Helen Klein Ross’ most recent novel, What Was Mine, is a compelling, suspenseful novel that has no secrets and is told from the point of view of 15 different characters. The story is about a woman named Lucy who had faced infertility who ends up taking a baby from an IKEA store. She raises this baby for 21 years, and it is at that point that the girl finds out her true identity and confronts Lucy and goes off to find her birth mother. This summary caught my interest immediately and made me eager to go to see Helen Klein Ross.
The discussion at Porter Square Books in Cambridge, MA. was between Claire Messud, a New York Times bestselling author, and of course Helen Klein Ross. Helen started off by talking about how she learned to write and gave some lessons that I think can be helpful to all writers.
Her first words were, “A lot about writing I learned from reading.” To me this makes sense because reading is a way of teaching, we can see how others do things to decide how we are or are not going to do something. She also said that she never really understood how many people go into writing a novel and now appreciates that, because all of the people that helped her with the book offered different views and judgments. Helen said the biggest lesson she learned through telling a story was to “listen to the character.” Advice I’m sure any fictional or even non-fictional writer should take.
This story is unique in the sense that it is not a mystery, we know that Lucy took the baby so there is no surprise, like life the only question is how people will react. As Claire pointed out the novel is like life where there is no clear cut villain and hero. Lucy is not a bad person and Marilyn, the baby’s mother, is not a saint. Helen points out that through the story and by seeing the events unfold slowly from Lucy’s eyes, we as readers sympathize with her, almost forgetting that what she did was completely twisted. Helen points out that the “act was one of craziness, but its believable, and the character was not crazy.”
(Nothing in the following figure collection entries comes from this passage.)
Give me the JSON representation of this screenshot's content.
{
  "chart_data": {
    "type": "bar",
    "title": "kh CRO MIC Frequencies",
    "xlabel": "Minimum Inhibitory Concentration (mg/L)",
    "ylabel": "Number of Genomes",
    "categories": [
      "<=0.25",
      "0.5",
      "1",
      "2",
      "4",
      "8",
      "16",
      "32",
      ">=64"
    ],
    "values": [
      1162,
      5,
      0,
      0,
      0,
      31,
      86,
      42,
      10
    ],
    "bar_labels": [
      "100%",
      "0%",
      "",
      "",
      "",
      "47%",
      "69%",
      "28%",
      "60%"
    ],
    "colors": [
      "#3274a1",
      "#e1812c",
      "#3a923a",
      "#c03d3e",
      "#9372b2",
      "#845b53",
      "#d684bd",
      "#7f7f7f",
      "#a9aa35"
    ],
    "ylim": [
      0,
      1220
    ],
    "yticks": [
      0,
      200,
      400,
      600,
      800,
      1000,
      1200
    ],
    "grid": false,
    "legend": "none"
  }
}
When asked how she came up with the idea for the novel from originally a short story, Helen explained that she had to “build a story world…where this was believable.” So she set it in 1990, before technology, and told the story from multiple points of view, “where the reader could justifiably sympathize” with each character. And to make the story relatable, and understandable she shows the psychological movement of the characters throughout the story.
Helen firmly believes that “almost all of us are capable of almost anything” and she wanted to show that through Lucy. However, she also believes that as humans, we are strong enough to overcome even the most tragic thing and can move on with our lives, which is how she metaphorically granted Marilyn “Grace” as described by Claire. A belief that I am not sure I follow, because as a daughter who is so close to my own mother, I doubt that any sane, loving mother would be able to fully recover from losing a child.
Despite that disagreement, I did find Helen to be very real and in-tune to real life, which is why this novel should be a success and I certainly learned a lot from her. She believes that we “only have one story to tell,” and she believes her’s is motherhood, and feels accomplished with this novel. She encouraged to “write what you know” because fiction is a conduit of truth, and if we do that, then we can all be successful.